Programs at KITP bear scientific fruit on long-timescales. A long-standing fundamental challenge in astrophysics is to definitively associate astrophysical events with the forging of the chemical elements. Jennifer Johnson tells her story about a KITP conference she attended in 2008 where she and Inese Ivans found a way to visually clarify where these elements are made in the Universe. Their work is now the classic display tool of these complex origins.
Another example of prolonged effort is the note written by Deputy Director Mark Bowick on the now famous Sachdev-Ye-Kitaev (SYK) model for strongly interacting quantum systems and its correspondence to a two-dimensional model of gravity. A pure theoretical result, it's these kind of stories we theorists love!

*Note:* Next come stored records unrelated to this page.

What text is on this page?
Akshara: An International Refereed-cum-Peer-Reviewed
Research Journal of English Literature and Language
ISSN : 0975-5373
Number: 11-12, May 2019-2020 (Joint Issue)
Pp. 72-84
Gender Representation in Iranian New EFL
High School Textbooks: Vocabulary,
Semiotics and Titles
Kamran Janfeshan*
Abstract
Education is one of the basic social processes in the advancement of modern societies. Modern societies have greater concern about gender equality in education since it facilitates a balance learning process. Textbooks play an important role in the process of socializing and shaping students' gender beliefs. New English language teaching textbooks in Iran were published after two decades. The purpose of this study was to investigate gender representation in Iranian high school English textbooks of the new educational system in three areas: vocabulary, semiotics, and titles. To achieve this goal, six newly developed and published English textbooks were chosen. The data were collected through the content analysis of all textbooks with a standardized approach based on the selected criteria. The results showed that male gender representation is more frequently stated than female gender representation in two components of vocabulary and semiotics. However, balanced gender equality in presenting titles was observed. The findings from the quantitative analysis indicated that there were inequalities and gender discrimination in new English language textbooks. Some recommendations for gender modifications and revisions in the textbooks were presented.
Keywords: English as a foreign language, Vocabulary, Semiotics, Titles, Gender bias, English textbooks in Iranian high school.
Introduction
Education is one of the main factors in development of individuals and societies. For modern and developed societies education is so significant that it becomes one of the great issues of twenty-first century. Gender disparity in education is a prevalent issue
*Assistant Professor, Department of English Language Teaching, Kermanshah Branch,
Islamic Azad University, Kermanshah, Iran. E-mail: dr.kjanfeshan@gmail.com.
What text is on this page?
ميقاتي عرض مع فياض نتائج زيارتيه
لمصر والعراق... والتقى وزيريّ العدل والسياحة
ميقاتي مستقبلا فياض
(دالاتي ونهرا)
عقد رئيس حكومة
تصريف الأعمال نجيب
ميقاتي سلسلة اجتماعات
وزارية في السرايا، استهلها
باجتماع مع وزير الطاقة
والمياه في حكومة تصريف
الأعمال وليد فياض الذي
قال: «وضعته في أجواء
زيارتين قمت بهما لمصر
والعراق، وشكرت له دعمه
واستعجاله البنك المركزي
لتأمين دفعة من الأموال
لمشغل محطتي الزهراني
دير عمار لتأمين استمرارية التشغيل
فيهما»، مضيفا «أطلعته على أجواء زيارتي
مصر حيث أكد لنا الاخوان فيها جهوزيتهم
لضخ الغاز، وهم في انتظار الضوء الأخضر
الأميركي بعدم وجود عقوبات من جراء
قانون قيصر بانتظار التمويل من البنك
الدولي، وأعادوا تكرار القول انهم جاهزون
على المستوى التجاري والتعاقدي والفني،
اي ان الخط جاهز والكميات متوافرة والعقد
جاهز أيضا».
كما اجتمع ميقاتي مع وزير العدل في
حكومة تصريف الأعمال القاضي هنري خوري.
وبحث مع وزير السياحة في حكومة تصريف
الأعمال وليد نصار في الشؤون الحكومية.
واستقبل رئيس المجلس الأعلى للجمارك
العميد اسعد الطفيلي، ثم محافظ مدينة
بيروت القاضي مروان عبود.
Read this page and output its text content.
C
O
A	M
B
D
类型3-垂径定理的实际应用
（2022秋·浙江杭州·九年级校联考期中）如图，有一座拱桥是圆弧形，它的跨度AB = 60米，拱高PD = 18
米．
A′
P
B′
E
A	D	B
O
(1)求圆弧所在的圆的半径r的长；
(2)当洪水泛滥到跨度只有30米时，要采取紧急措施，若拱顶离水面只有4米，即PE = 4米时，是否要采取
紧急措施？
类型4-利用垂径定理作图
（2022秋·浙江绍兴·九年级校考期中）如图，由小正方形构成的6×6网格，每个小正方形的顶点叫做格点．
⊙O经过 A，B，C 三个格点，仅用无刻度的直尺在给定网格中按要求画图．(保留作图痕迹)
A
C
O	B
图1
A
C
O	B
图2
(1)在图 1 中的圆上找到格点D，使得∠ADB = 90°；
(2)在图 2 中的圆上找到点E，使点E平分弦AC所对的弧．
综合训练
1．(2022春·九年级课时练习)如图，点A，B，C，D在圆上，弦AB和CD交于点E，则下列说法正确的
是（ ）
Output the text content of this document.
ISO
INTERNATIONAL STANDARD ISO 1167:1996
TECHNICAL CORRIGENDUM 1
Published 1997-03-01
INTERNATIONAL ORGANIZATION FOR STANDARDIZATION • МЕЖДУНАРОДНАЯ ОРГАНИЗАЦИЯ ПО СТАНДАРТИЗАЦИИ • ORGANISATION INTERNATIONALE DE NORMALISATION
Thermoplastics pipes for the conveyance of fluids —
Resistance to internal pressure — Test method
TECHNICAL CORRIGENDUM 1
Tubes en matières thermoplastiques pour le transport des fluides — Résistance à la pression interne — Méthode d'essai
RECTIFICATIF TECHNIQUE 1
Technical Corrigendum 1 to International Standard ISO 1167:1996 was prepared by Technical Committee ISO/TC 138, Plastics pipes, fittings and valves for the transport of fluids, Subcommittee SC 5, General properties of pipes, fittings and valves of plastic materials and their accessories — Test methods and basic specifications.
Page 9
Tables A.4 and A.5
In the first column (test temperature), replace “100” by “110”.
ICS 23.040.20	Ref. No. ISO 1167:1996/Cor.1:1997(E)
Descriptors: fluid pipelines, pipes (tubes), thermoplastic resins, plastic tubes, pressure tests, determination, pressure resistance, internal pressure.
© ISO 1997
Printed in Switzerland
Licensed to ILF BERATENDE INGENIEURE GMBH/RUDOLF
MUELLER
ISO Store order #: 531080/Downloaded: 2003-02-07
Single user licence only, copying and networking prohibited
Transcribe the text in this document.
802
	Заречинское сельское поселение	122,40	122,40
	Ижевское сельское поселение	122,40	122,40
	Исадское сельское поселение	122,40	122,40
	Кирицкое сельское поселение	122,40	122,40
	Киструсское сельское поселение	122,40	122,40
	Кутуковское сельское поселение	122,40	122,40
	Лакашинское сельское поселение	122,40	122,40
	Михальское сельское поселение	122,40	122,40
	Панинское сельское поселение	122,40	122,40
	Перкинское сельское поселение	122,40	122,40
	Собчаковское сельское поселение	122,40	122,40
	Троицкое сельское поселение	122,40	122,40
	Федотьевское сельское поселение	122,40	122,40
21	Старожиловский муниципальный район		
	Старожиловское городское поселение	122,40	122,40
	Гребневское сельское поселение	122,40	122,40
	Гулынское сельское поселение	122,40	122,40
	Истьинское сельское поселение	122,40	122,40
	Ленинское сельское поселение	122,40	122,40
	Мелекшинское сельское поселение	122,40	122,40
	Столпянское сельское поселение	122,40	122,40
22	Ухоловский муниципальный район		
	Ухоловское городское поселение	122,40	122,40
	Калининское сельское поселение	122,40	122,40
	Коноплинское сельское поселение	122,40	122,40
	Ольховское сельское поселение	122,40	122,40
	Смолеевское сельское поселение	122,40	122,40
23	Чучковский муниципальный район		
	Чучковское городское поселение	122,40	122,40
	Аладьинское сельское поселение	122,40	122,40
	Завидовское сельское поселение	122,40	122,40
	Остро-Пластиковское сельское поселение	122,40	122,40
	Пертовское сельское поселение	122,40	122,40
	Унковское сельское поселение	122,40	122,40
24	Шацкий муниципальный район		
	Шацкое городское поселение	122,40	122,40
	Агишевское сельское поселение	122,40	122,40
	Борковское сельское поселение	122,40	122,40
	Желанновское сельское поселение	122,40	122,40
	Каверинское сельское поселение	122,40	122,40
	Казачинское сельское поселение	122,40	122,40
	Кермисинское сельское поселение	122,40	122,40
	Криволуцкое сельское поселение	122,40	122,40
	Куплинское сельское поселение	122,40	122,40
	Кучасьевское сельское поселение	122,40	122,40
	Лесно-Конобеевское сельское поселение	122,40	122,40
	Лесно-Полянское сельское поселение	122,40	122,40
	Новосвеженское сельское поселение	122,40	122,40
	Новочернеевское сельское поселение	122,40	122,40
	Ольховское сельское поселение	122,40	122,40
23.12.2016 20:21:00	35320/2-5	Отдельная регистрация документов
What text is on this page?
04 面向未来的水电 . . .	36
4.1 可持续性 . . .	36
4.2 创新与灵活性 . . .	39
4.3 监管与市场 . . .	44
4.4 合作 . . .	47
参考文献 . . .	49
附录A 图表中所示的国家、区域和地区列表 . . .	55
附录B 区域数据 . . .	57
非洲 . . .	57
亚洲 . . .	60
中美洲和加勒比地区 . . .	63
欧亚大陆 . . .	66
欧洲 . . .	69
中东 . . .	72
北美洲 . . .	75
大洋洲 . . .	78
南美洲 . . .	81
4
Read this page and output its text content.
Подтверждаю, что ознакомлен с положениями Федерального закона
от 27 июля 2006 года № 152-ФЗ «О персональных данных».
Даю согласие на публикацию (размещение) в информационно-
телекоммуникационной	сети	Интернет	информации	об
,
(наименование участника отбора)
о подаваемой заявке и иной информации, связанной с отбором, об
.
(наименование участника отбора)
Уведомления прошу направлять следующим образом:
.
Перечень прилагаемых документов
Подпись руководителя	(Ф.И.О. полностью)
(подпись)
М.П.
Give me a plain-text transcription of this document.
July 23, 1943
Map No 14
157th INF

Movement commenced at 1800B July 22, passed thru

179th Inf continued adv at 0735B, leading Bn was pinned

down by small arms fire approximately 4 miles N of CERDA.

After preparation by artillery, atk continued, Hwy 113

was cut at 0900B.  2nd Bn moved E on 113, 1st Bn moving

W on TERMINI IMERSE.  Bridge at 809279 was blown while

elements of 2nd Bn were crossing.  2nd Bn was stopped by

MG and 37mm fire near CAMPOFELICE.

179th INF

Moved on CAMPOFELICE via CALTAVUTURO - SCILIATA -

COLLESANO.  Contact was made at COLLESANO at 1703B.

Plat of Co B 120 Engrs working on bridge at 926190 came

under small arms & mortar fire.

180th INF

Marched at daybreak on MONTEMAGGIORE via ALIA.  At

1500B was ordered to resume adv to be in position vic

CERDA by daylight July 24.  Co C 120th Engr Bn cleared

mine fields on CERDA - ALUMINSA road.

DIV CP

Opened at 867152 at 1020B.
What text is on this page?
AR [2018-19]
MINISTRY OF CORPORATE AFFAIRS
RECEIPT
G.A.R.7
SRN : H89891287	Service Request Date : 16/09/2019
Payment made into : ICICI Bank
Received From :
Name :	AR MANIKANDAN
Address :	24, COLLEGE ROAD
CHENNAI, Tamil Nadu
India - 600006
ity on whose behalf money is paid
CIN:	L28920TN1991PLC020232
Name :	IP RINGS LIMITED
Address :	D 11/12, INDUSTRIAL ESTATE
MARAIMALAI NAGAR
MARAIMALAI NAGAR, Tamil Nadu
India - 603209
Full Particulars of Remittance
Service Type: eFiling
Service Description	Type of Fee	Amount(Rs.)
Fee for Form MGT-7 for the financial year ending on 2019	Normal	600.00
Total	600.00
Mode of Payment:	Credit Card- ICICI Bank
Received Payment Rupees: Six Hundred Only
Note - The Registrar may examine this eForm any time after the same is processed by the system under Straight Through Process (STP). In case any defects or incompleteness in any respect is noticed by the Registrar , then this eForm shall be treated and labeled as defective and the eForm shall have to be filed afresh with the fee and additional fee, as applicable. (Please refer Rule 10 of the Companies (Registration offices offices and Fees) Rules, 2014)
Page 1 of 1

A large part of KITP's mission is in identifying and supporting early-career scientists to participate at KITP for prolonged periods of time. We invite more than a dozen graduate students every year to be with us for six months as Graduate Fellows, and we hire 3-5 new postdoctoral Scholars (i.e. postdocs) every year. The postdocs are with us for about three years, allowing them to engage in nearly 30 scientific programs and meet thousands of physicists. KITP faculty provide mentoring with the goal of enabling these postdocs to use their time with us to define their own research agenda and scientific path. Read the story of two such postdocs, Daniel Holz and Scott Hughes, who were with us over fifteen years ago. The classic paper they wrote, entitled: “Using Gravitational-Wave Standard Sirens” has been cited over 250 times, and, most importantly, laid the ground-work for a new approach to measuring the expansion of the Universe that was first performed last year with the detection of the merger of two neutron stars. It's an amazing story of collaboration!
In closing, I want to update you on one important development for the Santa Barbara community. A participant in our "Physics of Dense Suspensions" program, Douglas Jerolmack (U. Penn), was here during the Montecito debris flow of January 9, 2018 and carried out immediate field work with Professor Thomas Dunne of UCSB's Bren School. Since then, Professor Dunne has received funding from a Montecito resident that is allowing for their collaborative work to continue. They now have a postdoc who is examining the complex flow behavior of the materials that made the debris flows to determine how burned soil may be different from unburned soil. Results are not out yet, but we will be sure to let you know what they have learned when the time is right.